宗郎は由美を愛しているのだから、由美は宗郎を愛しているのだから、宗郎が由美を侮蔑する言葉に由美は怒らないし、心の動揺もない。純粋に愛している宗郎に、どうして由美は怒ることができようか。


「愛しているわ。永遠に愛しているわ、宗郎。」


宗郎の唇がゆがんだ。苦笑いをしているのだろう。


「僕は宗郎ではない。正和というのが、僕が生まれたときから一度も変えたことのない僕の名前だ。宗郎なんて男を、僕は知らない。会ったこともない。僕の顔を見れば、僕が宗郎という男ではないことがはっきり分かるというのに。なんて目の悪い、愚かな女なのだきみは。」


目の前に横たわっている宗郎が、宗郎であるか、宗郎ではないかは、顔を見ればはっきり分かるというのは、宗郎の言う通りである。目の前の宗郎の顔を見れば、目の前の宗郎が宗郎であることは、はっきりしている。

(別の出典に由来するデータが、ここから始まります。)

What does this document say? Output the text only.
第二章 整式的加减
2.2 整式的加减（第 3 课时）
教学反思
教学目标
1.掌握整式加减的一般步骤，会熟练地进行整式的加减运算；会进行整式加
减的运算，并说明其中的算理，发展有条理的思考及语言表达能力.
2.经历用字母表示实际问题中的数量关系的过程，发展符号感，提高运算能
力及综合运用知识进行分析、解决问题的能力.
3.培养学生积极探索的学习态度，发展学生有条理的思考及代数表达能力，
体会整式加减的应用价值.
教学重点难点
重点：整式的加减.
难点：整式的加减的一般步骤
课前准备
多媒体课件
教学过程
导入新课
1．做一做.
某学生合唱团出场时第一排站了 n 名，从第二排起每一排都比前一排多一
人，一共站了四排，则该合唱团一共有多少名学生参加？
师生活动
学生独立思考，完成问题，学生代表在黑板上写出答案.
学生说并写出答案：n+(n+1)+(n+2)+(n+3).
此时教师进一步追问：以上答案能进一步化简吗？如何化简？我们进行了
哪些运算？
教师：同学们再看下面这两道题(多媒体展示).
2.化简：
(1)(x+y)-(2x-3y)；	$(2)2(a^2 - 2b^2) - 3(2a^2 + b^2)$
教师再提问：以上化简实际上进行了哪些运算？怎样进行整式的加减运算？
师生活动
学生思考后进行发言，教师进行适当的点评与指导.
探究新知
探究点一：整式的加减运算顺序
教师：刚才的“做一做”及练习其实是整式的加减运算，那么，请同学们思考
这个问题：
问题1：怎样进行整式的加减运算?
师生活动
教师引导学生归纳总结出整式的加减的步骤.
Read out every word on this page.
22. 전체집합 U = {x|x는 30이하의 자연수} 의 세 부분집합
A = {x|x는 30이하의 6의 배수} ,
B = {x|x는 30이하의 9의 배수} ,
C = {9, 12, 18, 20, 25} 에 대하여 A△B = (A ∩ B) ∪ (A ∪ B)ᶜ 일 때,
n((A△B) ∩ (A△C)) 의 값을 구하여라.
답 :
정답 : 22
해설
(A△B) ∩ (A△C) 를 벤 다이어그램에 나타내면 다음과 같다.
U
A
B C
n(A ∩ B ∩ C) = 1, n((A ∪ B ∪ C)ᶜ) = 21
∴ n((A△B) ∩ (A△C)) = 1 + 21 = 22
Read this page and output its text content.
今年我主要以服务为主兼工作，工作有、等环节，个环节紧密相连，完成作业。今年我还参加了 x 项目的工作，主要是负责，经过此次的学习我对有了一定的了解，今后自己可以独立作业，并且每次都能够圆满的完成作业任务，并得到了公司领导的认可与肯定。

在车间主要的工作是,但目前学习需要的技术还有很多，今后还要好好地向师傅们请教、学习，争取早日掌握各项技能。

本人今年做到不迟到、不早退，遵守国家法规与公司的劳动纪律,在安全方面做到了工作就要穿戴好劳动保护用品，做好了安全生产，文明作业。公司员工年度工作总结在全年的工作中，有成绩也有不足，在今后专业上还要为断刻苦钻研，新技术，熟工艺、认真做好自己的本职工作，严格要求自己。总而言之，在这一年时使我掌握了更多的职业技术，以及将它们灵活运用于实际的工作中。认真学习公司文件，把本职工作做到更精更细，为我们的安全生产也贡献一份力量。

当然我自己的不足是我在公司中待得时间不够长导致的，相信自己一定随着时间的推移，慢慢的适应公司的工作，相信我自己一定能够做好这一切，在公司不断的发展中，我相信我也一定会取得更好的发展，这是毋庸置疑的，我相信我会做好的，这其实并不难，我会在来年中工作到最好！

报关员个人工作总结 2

目の前の宗郎の顔は、紛れもなく宗郎の顔である。この顔以外の宗郎の顔を、由美は見たことがない。宗郎は嘘をついている。宗郎が、宗郎の顔を宗郎の顔ではないと嘘をついていることは、由美には苦もなく分かる。永遠の愛を誓った男の顔を、由美が見誤ることはあり得ない。

宗郎が、宗郎の顔を宗郎ではないと言い張る理由を、由美は知らないが、それは、由美にとって、気になる問題ではない。宗郎が、由美と同じ空間に存在していれば、由美はそれだけでいい。それだけで幸せ。


「僕の額、目、鼻、口をちゃんと見ろ。僕の額、目、鼻、口をちゃんと見てから、写真でもいい、きみの記憶の中でもいい、宗郎と言う男の顔と見比べて見ろ。僕が宗郎ではないことは、直ぐに分かるはずだ。」


額、目、鼻、口を見たから宗郎と分かる。目の前の顔は、額、目、鼻、口が寸分違わず宗郎と同じ。由美は、目の前の顔の容貌を、宗郎という名前の男以外に見たことがない。目の前の顔が、宗郎以外の顔であるという証拠を、由美は探すことができない。由美は、宗郎の額をやさしく撫でた。


「触るな、狂った女。」


宗郎が甲高い金属音の声で、由美の手が、体に触れることを拒否した。しかし、宗郎の声は弱々しい。由美は、宗郎の声を気にも留めないで、やさしく宗郎の額を撫でた。腕の筋力が萎えた宗郎は、腕を自分の意思通りに動かすことができない。宗郎は、自分の額に触れている由美の手を、振り払うことができない。


由美は、宗郎の裸体を愛撫し始めた。由美の細くて長い敏感な指は、宗郎の裸体の上を這いずり回った。